Peleton oskarża organizatorów baskijskiego wyścigu o rażące zaniedbania w finale 1. etapu.
Pierwszy odcinek Vuelta al Pais Vasco nie dla wszystkich zakończył się tak pomyślenie jak dla zwycięskiego Michaela Matthewsa (Orica-GreenEdge). Na ostatnich 400 metrach doszło do potężnego karambolu, w którym poważnie ucierpiało wielu zawodników.
Najpoważniejsze obrażenia Sergio Pardilla (Caja Rural-Seguros RGA), u którego zdiagnozowano uraz czaszki. Hiszpan w szpitalu wykasływał krew, a prześwietlenie wykazało złamane ramię i pęknięty nadgarstek.
Na kilka miesięcy rower z głowy ma Peter Stetina – Amerykanin złamał kość piszczelową, cztery żebra i uszkodził rzepkę kolanową. Palec złamał z kolei Adam Yates (Orica-GreenEdge), a na ziemi znalazł się jeszcze tuzin innych zawodników. Z imprezy wycofani zostali już Pierre Lecuisinier (FDJ) i Nicolas Edet (Cofidis), rozwalone kolano utrudni za to dalszą rywalizację Darwinowi Atapumie (BMC).
I was very lucky today!I rode 10cm away from this pole in the final!
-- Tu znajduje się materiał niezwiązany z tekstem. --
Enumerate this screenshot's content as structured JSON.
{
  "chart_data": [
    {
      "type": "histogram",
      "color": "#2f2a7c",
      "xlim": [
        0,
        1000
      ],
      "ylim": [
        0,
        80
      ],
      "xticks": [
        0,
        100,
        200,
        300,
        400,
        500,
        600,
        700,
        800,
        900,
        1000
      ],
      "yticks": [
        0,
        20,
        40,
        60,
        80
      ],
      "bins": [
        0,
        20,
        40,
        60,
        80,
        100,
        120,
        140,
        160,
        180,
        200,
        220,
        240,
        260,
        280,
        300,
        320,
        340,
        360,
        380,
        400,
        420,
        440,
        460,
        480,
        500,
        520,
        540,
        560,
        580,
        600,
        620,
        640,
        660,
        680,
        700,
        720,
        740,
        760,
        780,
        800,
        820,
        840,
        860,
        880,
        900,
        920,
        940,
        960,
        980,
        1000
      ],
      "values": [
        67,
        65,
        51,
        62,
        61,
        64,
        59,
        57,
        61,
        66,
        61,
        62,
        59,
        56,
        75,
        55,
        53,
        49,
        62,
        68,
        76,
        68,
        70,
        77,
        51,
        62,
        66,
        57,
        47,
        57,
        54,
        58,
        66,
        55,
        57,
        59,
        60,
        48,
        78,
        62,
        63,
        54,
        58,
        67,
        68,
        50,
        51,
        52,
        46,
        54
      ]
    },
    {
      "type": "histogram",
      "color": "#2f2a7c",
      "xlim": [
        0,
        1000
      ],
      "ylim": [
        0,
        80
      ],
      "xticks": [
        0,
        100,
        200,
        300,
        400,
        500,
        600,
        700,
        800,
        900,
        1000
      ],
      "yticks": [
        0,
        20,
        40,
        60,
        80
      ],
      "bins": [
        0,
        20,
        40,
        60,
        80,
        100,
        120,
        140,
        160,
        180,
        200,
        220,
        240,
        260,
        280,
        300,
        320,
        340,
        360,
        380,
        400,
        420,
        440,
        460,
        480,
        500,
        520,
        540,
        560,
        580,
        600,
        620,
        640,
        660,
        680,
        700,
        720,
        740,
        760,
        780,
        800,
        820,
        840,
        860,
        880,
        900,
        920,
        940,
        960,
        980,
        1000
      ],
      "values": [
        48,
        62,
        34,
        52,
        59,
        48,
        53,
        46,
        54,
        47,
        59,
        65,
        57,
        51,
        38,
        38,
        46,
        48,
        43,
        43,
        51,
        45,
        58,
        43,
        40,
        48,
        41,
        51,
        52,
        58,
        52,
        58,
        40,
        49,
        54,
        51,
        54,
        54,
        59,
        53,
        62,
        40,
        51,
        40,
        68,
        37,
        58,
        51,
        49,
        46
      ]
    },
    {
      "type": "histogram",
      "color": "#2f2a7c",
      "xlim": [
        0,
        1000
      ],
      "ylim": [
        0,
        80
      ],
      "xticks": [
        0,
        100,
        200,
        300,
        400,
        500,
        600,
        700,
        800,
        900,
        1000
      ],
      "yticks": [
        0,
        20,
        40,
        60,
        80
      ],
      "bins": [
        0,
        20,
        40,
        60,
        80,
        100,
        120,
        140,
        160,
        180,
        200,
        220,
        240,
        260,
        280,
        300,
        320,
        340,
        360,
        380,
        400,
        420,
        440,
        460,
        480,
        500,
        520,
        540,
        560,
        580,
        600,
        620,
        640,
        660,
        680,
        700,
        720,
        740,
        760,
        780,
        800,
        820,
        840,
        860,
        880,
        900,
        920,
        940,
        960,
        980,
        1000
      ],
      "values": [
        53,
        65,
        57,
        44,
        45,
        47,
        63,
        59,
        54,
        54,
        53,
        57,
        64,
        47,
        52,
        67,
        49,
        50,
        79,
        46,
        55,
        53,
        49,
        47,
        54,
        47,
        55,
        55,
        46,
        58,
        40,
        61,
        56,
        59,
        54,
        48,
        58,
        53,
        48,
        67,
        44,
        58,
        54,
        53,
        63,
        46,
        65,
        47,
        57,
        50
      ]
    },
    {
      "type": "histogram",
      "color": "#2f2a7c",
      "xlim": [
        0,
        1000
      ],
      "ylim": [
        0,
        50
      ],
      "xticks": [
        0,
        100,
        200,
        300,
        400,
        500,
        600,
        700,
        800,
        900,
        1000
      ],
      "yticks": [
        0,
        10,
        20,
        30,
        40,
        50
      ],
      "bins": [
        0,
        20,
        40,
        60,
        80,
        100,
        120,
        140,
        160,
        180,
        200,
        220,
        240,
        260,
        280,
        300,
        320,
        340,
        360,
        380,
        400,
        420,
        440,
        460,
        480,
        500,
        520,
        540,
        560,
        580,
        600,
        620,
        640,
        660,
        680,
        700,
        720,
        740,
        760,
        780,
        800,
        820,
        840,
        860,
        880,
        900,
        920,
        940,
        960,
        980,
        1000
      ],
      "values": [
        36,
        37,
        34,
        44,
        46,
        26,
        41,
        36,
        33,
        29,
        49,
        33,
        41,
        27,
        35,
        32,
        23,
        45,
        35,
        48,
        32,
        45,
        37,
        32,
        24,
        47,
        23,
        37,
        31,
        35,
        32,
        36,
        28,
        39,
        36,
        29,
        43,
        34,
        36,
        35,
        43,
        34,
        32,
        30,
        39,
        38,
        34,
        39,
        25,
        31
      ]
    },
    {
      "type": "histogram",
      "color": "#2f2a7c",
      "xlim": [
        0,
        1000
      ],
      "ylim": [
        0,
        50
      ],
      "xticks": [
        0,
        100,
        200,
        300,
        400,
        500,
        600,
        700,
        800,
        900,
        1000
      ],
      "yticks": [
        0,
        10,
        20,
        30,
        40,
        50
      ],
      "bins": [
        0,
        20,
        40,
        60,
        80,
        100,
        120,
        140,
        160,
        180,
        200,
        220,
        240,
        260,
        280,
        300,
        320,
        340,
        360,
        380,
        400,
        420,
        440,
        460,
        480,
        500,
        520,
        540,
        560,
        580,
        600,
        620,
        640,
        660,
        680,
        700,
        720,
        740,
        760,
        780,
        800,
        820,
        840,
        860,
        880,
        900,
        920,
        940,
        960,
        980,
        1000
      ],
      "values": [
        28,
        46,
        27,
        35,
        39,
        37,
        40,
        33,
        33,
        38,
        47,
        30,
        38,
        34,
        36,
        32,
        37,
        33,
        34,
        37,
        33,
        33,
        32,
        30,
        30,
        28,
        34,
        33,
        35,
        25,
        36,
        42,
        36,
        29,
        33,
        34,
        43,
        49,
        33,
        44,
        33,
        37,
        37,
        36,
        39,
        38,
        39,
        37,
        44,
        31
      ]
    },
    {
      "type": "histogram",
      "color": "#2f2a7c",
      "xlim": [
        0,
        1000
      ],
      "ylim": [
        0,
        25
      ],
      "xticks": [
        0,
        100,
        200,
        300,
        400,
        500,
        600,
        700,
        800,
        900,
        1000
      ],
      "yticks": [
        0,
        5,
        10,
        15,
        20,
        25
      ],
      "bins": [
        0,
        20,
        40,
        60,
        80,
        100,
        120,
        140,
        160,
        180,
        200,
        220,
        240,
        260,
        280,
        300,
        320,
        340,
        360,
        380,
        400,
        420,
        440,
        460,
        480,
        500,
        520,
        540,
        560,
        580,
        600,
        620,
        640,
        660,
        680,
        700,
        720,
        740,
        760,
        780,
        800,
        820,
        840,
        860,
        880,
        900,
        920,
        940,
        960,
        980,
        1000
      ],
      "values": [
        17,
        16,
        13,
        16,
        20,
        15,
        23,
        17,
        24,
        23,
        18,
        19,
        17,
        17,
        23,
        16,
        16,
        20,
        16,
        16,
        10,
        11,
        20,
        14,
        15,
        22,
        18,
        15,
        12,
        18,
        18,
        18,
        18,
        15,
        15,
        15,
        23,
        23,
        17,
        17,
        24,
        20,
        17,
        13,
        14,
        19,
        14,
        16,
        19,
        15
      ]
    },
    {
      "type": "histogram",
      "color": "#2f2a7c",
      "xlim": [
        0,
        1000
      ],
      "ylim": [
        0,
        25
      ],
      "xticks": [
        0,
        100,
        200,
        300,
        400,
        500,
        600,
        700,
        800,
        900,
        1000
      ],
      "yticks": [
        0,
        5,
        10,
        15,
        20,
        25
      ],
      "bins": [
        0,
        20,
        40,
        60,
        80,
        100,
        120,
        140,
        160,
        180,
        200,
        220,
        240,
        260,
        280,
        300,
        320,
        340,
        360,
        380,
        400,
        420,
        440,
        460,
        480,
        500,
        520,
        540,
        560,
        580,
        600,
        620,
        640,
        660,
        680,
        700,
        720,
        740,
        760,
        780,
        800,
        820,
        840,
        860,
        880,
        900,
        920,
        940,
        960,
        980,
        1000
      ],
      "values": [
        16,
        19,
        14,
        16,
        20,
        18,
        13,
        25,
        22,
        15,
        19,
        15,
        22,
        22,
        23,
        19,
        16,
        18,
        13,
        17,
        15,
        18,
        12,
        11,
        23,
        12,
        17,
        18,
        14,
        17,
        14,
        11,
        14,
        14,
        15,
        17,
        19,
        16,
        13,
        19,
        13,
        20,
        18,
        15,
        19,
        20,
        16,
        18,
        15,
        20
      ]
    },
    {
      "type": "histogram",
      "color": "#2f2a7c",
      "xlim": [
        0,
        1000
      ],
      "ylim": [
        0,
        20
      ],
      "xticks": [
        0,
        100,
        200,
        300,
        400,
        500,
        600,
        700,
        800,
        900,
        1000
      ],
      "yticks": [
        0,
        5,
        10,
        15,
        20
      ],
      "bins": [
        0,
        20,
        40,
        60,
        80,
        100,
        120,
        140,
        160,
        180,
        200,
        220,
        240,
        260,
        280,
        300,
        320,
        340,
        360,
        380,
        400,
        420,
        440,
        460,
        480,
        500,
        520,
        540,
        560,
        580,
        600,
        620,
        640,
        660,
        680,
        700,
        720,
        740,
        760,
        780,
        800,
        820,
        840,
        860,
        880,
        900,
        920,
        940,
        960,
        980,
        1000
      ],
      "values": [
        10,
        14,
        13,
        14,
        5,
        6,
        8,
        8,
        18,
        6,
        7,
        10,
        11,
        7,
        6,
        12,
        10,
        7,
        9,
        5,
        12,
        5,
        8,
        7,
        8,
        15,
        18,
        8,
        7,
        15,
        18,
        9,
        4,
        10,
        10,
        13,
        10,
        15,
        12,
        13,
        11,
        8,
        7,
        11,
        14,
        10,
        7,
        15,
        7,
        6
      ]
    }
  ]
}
Big fault of the organization!hop @peterstetina and all the guys are ok
— PHILIPPE GILBERT (@PhilippeGilbert) April 6, 2015
Przyczyną kraksy były niezabezpieczone metalowe słupki, wyrastając na finałowej prostej po prawej stronie drogi na… 400 metrów przed metą. Organizatorzy nie zabezpieczyli miejsca zbyt dokładnie – na palikach postawione zostały jedynie plastikowe znaki drogowe.
Je moet je ogen goed openhouden in #PaisVasco voor je het weet lig je op een paal!! Kan echt niet !!! pic.twitter.com/FzvnDxY1Pp
— Lieuwe Westra (@lieuwewestra) April 7, 2015
Związek Kolarzy Zawodowych (CPA), którego delegat obecny jest na wyścigu, wezwało wszystkie zespoły do opóźnienia startu o pięć minut w geście protestu przeciw błędom organizatorów.